Agriculture turned out to be the basis for magnificent advanced cultures, and it turned out not to pose any existential risks to the human species or to the very important aesthetic value of the natural world. So it was a big plus on balance. Yet it would be a real stretch to say “it all worked out just fine despite a few worries – really quite swimmingly.” It did not. And again, agriculture is the only major unnatural thing that we have ever done on a longstanding basis, but now we have recently begun to do very many new unnatural things. The argument from Caplan is quite false.
Eric Johnson
May 16 2010 at 10:18pm
> the liquidation of untold millions by smallpox, cholera, and the Black Death.
Pardon me – it would definitely be billions if we include all the major infectious diseases that developed during the agricultural period.
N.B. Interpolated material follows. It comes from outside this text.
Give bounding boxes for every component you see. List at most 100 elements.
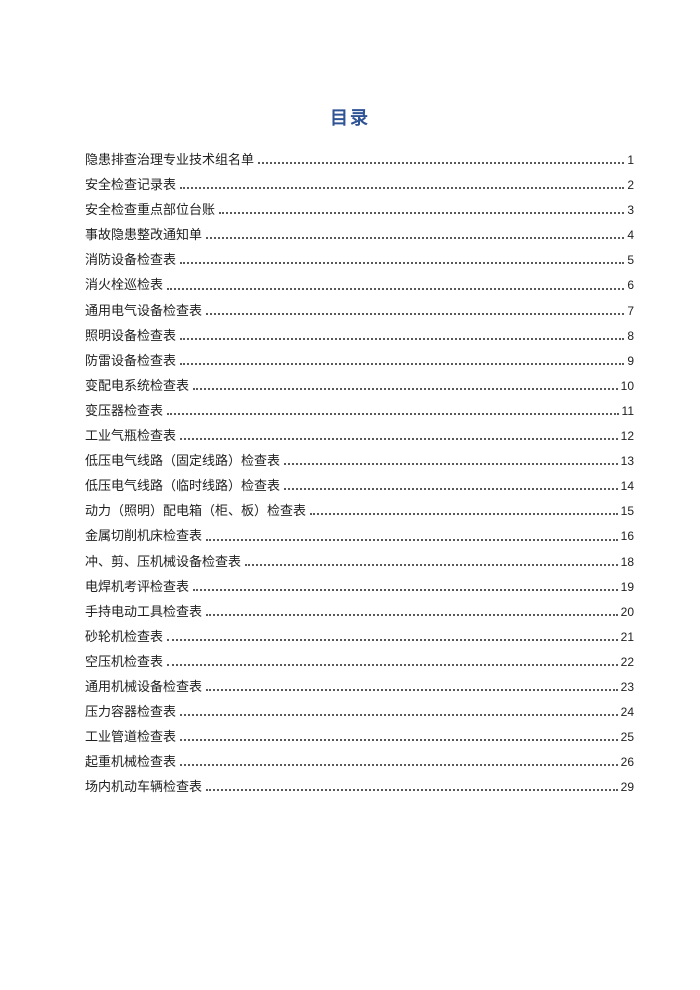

Some of them may have existed before agriculture in much milder forms, but probably so different that they were like a different thing entirely. Higher host density favors the evolution of greater virulence in parasites. It is highly likely that all or nearly all of the lethal epidemic diseases, in the form we know, were created by agriculture. There are 10 or so very major ones besides those I named, though some are much more important than others in terms of total body count.
Doc Merlin
May 17 2010 at 4:20am
‘Well said. Tyler’s case is very weak. Poor governmental policies don’t ruin us, because “there is a deal of ruin” not just in a nation but in mankind altogether’
Do you consider almost 2/10 people u-6 unemployed, not ruin?
A total debt (including GSE and Agency debt) well over 110% of GDP?
Also, we have far more land in government hands than used agriculturally. We can (and should) open that land up to agriculture.
rpl
May 20 2010 at 12:49pm
Bryan, doesn’t this argument suffer from a bit of survivor bias? Plenty of civilizations have collapsed (for example, the Mississippian culture, the Maya, and the Anasazi, all of which show signs of ecological catastrophe), but they’re not part of our history precisely because they collapsed and we didn’t.